At the same time, the International Organization for the Protection of Animals (OIPA) called for a ban on fireworks in a post showing starling carcasses littering a street in Rome.
“It can be that they died from fear. They can fly up together and knock against each other, or hit windows or electric power lines. Let’s not forget they can also die of heart attacks,” said Loredana Diglio, a spokeswoman for the organisation.
Despite the boy's tragic death, a local ban on personal fireworks displays in Rome, and nationwide lockdown over New Year's Eve meant for an unusually subdued celebrations, with the number of accidents requiring firefighters to be called out was down by two thirds.

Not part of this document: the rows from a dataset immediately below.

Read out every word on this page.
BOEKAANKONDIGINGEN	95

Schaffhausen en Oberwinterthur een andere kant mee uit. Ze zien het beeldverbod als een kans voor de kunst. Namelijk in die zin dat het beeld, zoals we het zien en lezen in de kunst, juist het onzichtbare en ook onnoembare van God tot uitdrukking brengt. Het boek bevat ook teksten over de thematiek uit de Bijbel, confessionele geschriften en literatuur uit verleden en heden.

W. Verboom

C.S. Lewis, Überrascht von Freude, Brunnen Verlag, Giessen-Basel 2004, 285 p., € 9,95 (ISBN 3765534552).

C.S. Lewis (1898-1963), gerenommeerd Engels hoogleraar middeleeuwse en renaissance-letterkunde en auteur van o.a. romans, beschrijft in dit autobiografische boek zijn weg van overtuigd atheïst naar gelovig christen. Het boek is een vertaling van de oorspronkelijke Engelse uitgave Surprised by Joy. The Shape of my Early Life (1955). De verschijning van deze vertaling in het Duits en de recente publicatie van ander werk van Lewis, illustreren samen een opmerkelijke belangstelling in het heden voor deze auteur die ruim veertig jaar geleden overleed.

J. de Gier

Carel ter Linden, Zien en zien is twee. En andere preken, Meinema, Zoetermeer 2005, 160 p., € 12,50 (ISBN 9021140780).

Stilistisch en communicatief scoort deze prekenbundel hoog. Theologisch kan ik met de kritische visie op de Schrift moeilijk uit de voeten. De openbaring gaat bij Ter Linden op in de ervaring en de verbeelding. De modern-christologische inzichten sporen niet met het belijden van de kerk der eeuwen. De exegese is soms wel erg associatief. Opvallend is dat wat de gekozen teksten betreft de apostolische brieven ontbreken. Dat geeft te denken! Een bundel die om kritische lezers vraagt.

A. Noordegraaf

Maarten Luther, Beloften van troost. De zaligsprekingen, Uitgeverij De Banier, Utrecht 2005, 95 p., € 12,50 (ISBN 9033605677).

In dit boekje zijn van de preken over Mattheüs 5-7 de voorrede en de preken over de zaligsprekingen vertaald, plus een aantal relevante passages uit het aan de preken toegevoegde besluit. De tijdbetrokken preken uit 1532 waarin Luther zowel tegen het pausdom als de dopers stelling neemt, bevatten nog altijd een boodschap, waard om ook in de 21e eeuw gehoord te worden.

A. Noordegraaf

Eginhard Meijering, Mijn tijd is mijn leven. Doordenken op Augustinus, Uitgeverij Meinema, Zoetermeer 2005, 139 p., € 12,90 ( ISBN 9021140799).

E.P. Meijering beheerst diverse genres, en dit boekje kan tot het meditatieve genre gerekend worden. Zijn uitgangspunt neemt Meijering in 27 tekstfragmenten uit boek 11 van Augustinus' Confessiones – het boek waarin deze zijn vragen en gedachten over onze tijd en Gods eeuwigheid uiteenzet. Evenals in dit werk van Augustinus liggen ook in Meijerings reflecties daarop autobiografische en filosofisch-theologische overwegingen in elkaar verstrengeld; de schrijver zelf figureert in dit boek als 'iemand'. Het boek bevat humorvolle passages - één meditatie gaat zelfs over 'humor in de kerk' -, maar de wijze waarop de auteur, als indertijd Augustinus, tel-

Firefighters carried out 229 interventions across Italy over New Year’s Eve, compared with 686 last year, the the department of public security said in over Twitter.
Of the 79 people injured, 23 were hospitalised,
Most of of the call-outs were in Lazio, the region surrounding Rome.
A woman was taken to hospital in Naples after she was hit on the head by a firecracker splinter while taking the rubbish out.
A man in Milan lost two of his fingers in the most serious incident there, while others across Italy reported injuries to their hands and close to their eyes.
Eight of the total injured were children.
OIPA said that the birds dead in the picture appeared to have been killed by a particularly loud display of firecrackers and fireworks in the leafy neighborhood where many of the birds have their nests.